Pearl milk tea and all it means to me


Medha Upadhyay

Writer Nicole Ong poses with her signature Pearl Milk Tea.

Nicole Ong, Editors-in-Chief

Boba: the quintessential drink of the Asian Baby Girl, a common topic in the widely popular Facebook group Subtle Asian Traits, and my primary source of calories. It is impossible to characterize Bay Area foodie culture without mentioning boba. Yet even with boba’s growing popularity, for me, it has always symbolized one thing: connection.

Standing hand-in-hand with my dad in front of the Quickly cashier, little me waited impatiently to order a pearl milk tea (PMT). Perhaps not the best thing to serve a child, it was enough to satisfy me. PMT was not just a drink, it was an experience. I distinctly remember swallowing the pearls whole (because, what can I say, I thought it made me cool. It definitely did not.), and being chastised for it by my dad as it seems I was unfamiliar with the concept of choking. I fondly recall being kept awake by the caffeine content in a large cup of PMT, I ran to my dad when I tired of playing Nintendo under the covers.

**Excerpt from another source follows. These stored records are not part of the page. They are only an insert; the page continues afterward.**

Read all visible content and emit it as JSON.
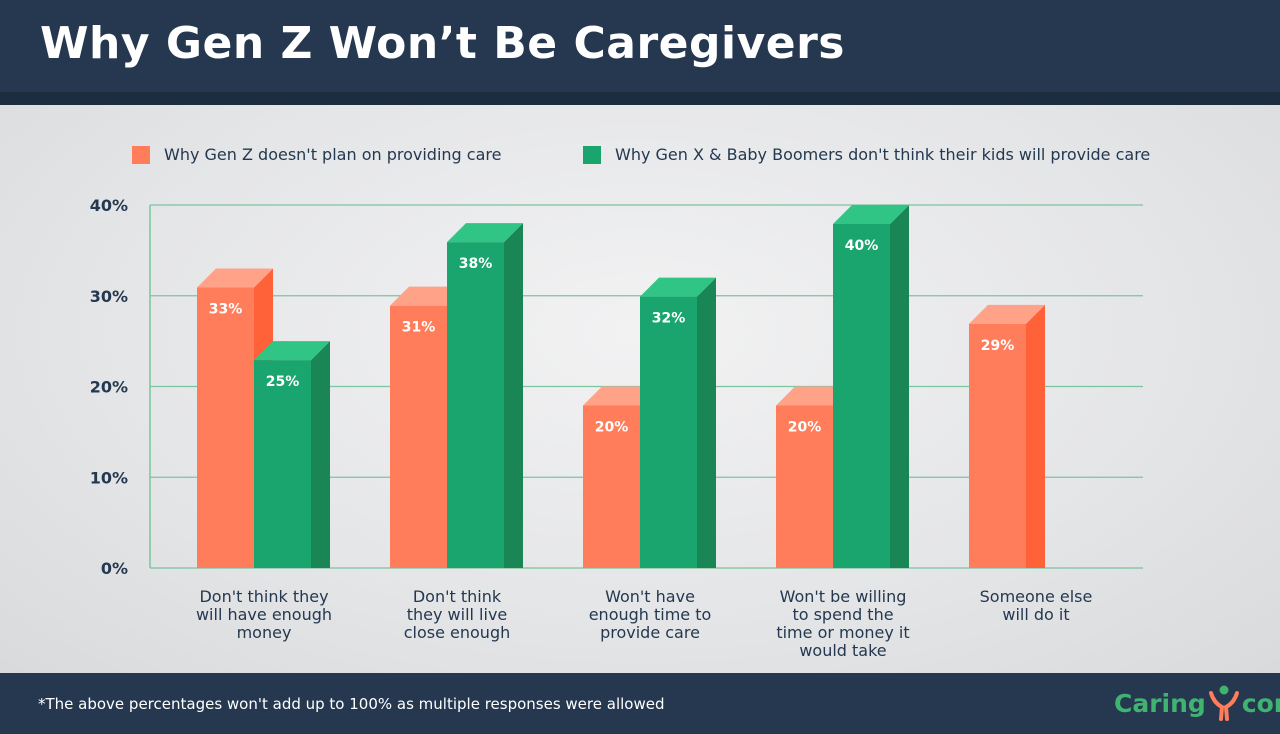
{
  "header": {
    "title": "Why Gen Z Won’t Be Caregivers"
  },
  "footer": {
    "footnote": "*The above percentages won't add up to 100% as multiple responses were allowed",
    "logo_text_left": "Caring",
    "logo_text_right": "com"
  },
  "colors": {
    "gen_z": "#ff7d5a",
    "gen_x_boomers": "#1aa56e",
    "background_dark": "#253850",
    "grid": "#7cc39f"
  },
  "chart_data": {
    "type": "bar",
    "style": "3d grouped",
    "categories": [
      "Don't think they will have enough money",
      "Don't think they will live close enough",
      "Won't have enough time to provide care",
      "Won't be willing to spend the time or money it would take",
      "Someone else will do it"
    ],
    "category_lines": [
      [
        "Don't think they",
        "will have enough",
        "money"
      ],
      [
        "Don't think",
        "they will live",
        "close enough"
      ],
      [
        "Won't have",
        "enough time to",
        "provide care"
      ],
      [
        "Won't be willing",
        "to spend the",
        "time or money it",
        "would take"
      ],
      [
        "Someone else",
        "will do it"
      ]
    ],
    "series": [
      {
        "name": "Why Gen Z doesn't plan on providing care",
        "values": [
          33,
          31,
          20,
          20,
          29
        ],
        "labels": [
          "33%",
          "31%",
          "20%",
          "20%",
          "29%"
        ]
      },
      {
        "name": "Why Gen X & Baby Boomers don't think their kids will provide care",
        "values": [
          25,
          38,
          32,
          40,
          null
        ],
        "labels": [
          "25%",
          "38%",
          "32%",
          "40%",
          ""
        ]
      }
    ],
    "yticks": [
      "0%",
      "10%",
      "20%",
      "30%",
      "40%"
    ],
    "ylim": [
      0,
      40
    ],
    "grid": true,
    "legend": "top"
  }
}
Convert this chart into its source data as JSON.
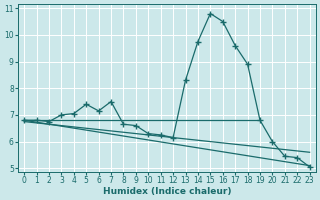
{
  "xlabel": "Humidex (Indice chaleur)",
  "background_color": "#cce8ea",
  "line_color": "#1a6b6b",
  "grid_color": "#ffffff",
  "xlim": [
    -0.5,
    23.5
  ],
  "ylim": [
    4.85,
    11.15
  ],
  "xticks": [
    0,
    1,
    2,
    3,
    4,
    5,
    6,
    7,
    8,
    9,
    10,
    11,
    12,
    13,
    14,
    15,
    16,
    17,
    18,
    19,
    20,
    21,
    22,
    23
  ],
  "yticks": [
    5,
    6,
    7,
    8,
    9,
    10,
    11
  ],
  "curve_x": [
    0,
    1,
    2,
    3,
    4,
    5,
    6,
    7,
    8,
    9,
    10,
    11,
    12,
    13,
    14,
    15,
    16,
    17,
    18,
    19,
    20,
    21,
    22,
    23
  ],
  "curve_y": [
    6.8,
    6.8,
    6.75,
    7.0,
    7.05,
    7.4,
    7.15,
    7.5,
    6.65,
    6.6,
    6.3,
    6.25,
    6.15,
    8.3,
    9.75,
    10.8,
    10.5,
    9.6,
    8.9,
    6.8,
    6.0,
    5.45,
    5.4,
    5.05
  ],
  "trend1_x": [
    0,
    19
  ],
  "trend1_y": [
    6.8,
    6.8
  ],
  "trend2_x": [
    0,
    23
  ],
  "trend2_y": [
    6.8,
    5.1
  ],
  "trend3_x": [
    0,
    23
  ],
  "trend3_y": [
    6.75,
    5.6
  ]
}
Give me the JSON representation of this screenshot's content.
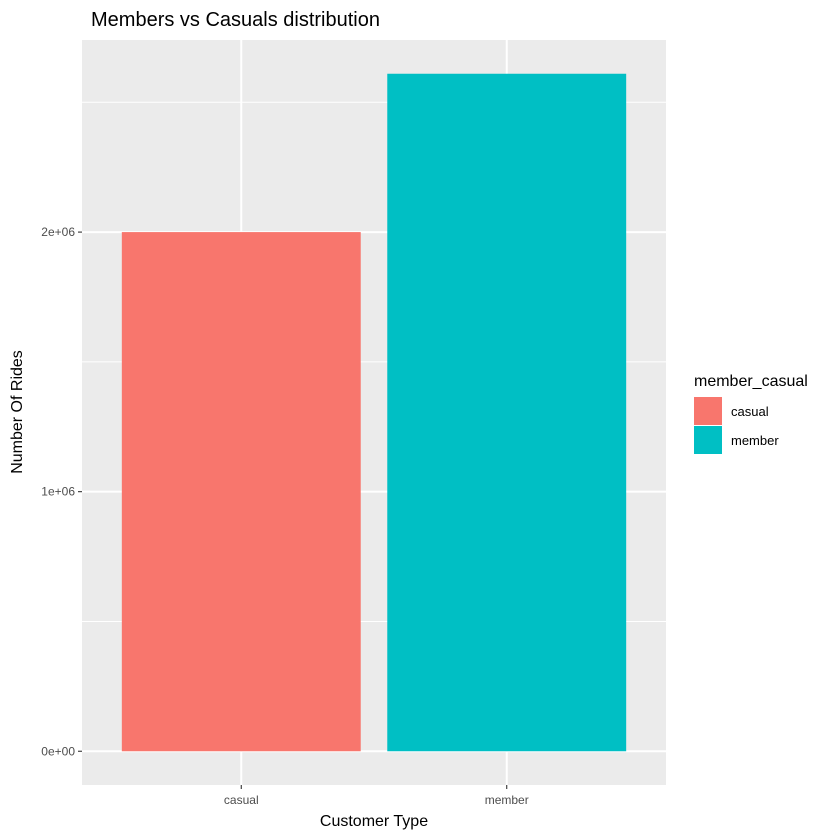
{
  "chart_data": {
    "type": "bar",
    "title": "Members vs Casuals distribution",
    "xlabel": "Customer Type",
    "ylabel": "Number Of Rides",
    "categories": [
      "casual",
      "member"
    ],
    "values": [
      2000000,
      2610000
    ],
    "colors": [
      "#F8766D",
      "#00BFC4"
    ],
    "ylim": [
      -130000,
      2740000
    ],
    "yticks": [
      0,
      1000000,
      2000000
    ],
    "ytick_labels": [
      "0e+00",
      "1e+06",
      "2e+06"
    ],
    "grid": true,
    "panel_background": "#EBEBEB",
    "legend": {
      "title": "member_casual",
      "placement": "right",
      "entries": [
        "casual",
        "member"
      ]
    }
  }
}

My childhood memories are hazy, but I often think back to those nights of PMT, my dad and me. I never went into a boba store in search of the world’s best boba, but went seeking time with my dad; for me, it was all I needed.

When I moved to Singapore for my first and second grade years, boba didn’t remain between me and my father — it became a tradition with other family members; my grandma, for one. After piano class, I would slink down the mall’s escalator to the boba stand on the floor below, ordering a green apple slushy with pearls. I would walk to my grandma’s car, bright green drink in hand, and smile smugly when she asked, “Where’d that come from?” She wasn’t mad; in fact, she even stole some sips. It was time together. It was everything I ever wanted. 

Throughout middle school and freshman year, Friday afternoon trips to Tea Top or QQQ were the routine. Several awkward tweens, celebrating the week-end, huddled around a phone and screamed about the latest memes or up-and-coming celebrities. For a moment, we forgot about homework and tests: it was just us, our drinks and the stories we shared. 

As high school progressed and we became busier, boba trips were the one of the few times where I would see some of my friends. After weeks or months of radio silence, one would text another, “Want to get PMT sometime?” Then, the silence was broken, a friendship was rekindled, and we were launched back into middle school. No longer were we separated by SAT scores, AP homework or college applications, but connected by boba. 

I miss the boba runs, the shared laughs and all that boba symbolized to me. In attempts to postpone the looming threat of adulthood and bridge the typical adolescent disconnect with family, I find myself texting my brother, “Do you want anything?” if I’m in a boba shop, or stuttering out, “Can we get boba?” to my dad every now and then. Now, boba is my imperfect solution to the growing apart caused by growing up.

As college application season intensifies, I am often found huddled in a boba store, listening to JJ Lin and furiously typing my college applications or scrolling through memes. My boba tastes have expanded to mango green teas and bitter oolongs, but sometimes, I order a PMT out of nostalgia; I stab my straw through the plastic film lid and sip. Some days, it tastes just how it did when I was young. 

 I joke with my friends, “people might give up on you, but boba will never leave.” In some ways, I guess it’s true. I may fear growing up and all the uncertainty it entails, but I will always know one thing: a sip of boba always throws me back into my childhood days, when it was just PMT, my dad and me.